I actually think that "developers" and "engineers" are mostly pretty transparent about what sort they are. Or at the very least it's trivially easy to assess within just a few minutes with the right questions and conversation space. The harder part is getting non-technical people to understand that there's a distinction and that technical people aren't all just a fungible commodity. The weirdest part is that they get that on some level, especially when suddenly they're hit by a bus-factor problem, but that realization hasn't seemed to make a big impact in business/hiring process, practices, etc.
We can keep reclassifying what it takes to earn that label until we've eliminated all but the geniuses of the software world. The titles (and seniority) are, frankly, useless because they aren't legally enforced because no one has a good and popular way to test for competency. If they did, that would be the technical interview and then market forces could once again weed out people who don't make it.
There really isn't any push back when you have an opinion on what a software engineer ought to be when you're hiring, so naturally, a lot of people have their own opinion. Figuring out which direction to go if you are one of those supposed engineers is pretty much a crap shoot but still better than just not learning anything new.
Did you try articulating that distinction in your job ads?

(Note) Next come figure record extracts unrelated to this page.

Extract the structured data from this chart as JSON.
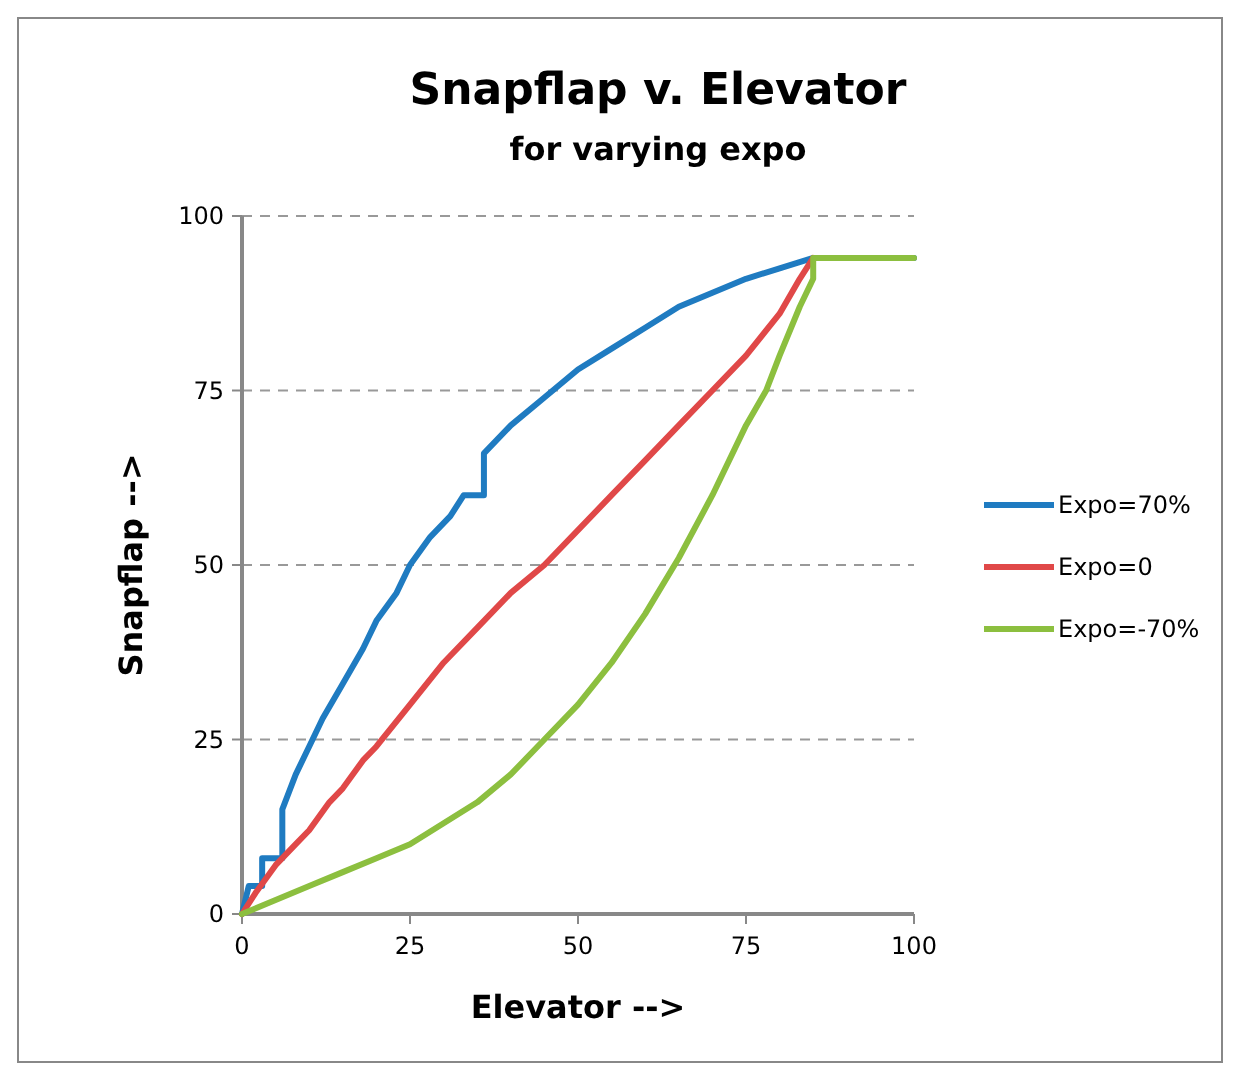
{
  "chart_data": {
    "type": "line",
    "title": "Snapflap v. Elevator",
    "subtitle": "for varying expo",
    "xlabel": "Elevator  -->",
    "ylabel": "Snapflap -->",
    "xlim": [
      0,
      100
    ],
    "xticks": [
      0,
      25,
      50,
      75,
      100
    ],
    "ylim": [
      0,
      100
    ],
    "yticks": [
      0,
      25,
      50,
      75,
      100
    ],
    "grid": "y",
    "legend": "right",
    "line_style": "solid",
    "series": [
      {
        "name": "Expo=70%",
        "color": "#1f7bc1",
        "x": [
          0,
          1,
          3,
          3,
          6,
          6,
          8,
          10,
          12,
          15,
          18,
          20,
          23,
          25,
          28,
          31,
          33,
          36,
          36,
          40,
          45,
          50,
          55,
          60,
          65,
          70,
          75,
          80,
          85,
          100
        ],
        "values": [
          0,
          4,
          4,
          8,
          8,
          15,
          20,
          24,
          28,
          33,
          38,
          42,
          46,
          50,
          54,
          57,
          60,
          60,
          66,
          70,
          74,
          78,
          81,
          84,
          87,
          89,
          91,
          92.5,
          94,
          94
        ]
      },
      {
        "name": "Expo=0",
        "color": "#e04848",
        "x": [
          0,
          2,
          5,
          8,
          10,
          13,
          15,
          18,
          20,
          25,
          30,
          35,
          40,
          45,
          50,
          55,
          60,
          65,
          70,
          75,
          80,
          83,
          85
        ],
        "values": [
          0,
          3,
          7,
          10,
          12,
          16,
          18,
          22,
          24,
          30,
          36,
          41,
          46,
          50,
          55,
          60,
          65,
          70,
          75,
          80,
          86,
          91,
          94
        ]
      },
      {
        "name": "Expo=-70%",
        "color": "#8cbf3f",
        "x": [
          0,
          5,
          10,
          15,
          20,
          25,
          30,
          35,
          40,
          45,
          50,
          55,
          60,
          65,
          70,
          75,
          78,
          80,
          83,
          85,
          85,
          100
        ],
        "values": [
          0,
          2,
          4,
          6,
          8,
          10,
          13,
          16,
          20,
          25,
          30,
          36,
          43,
          51,
          60,
          70,
          75,
          80,
          87,
          91,
          94,
          94
        ]
      }
    ]
  }
}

Or if not, can you really blame people for applying when your ads read like 99% of help wanted ads in the fin-de-boom era; like, you know:
We've got the coolest office in the Mission, with a climbing wall and jamming room, we do beer bongs every Thursday and play lawn bowling together on weekends! And of course you can bring your dog in everyday, too! Keywords: Node, Python, D3, Spark, Hadoop, HDFS
There was some consternation over it because the recruiting staff didn't know how to go find people based on this new buzzword-free criteria, so I helped them to identify where to look, and persuaded them not to be the one to contact them & let that be the responsibility of one of the people already on my team.
It eventually worked.
Also, be fully aware I'm not holding the discrepancy against the applicants. It's not their fault. They're getting signals from the marketplace that they should call themselves a "Distributed Systems Engineer". I'm holding this problem against the institutional forces that are giving these people the signals to describe themselves this way to begin with. Because it makes it much harder to find one when you actually need one.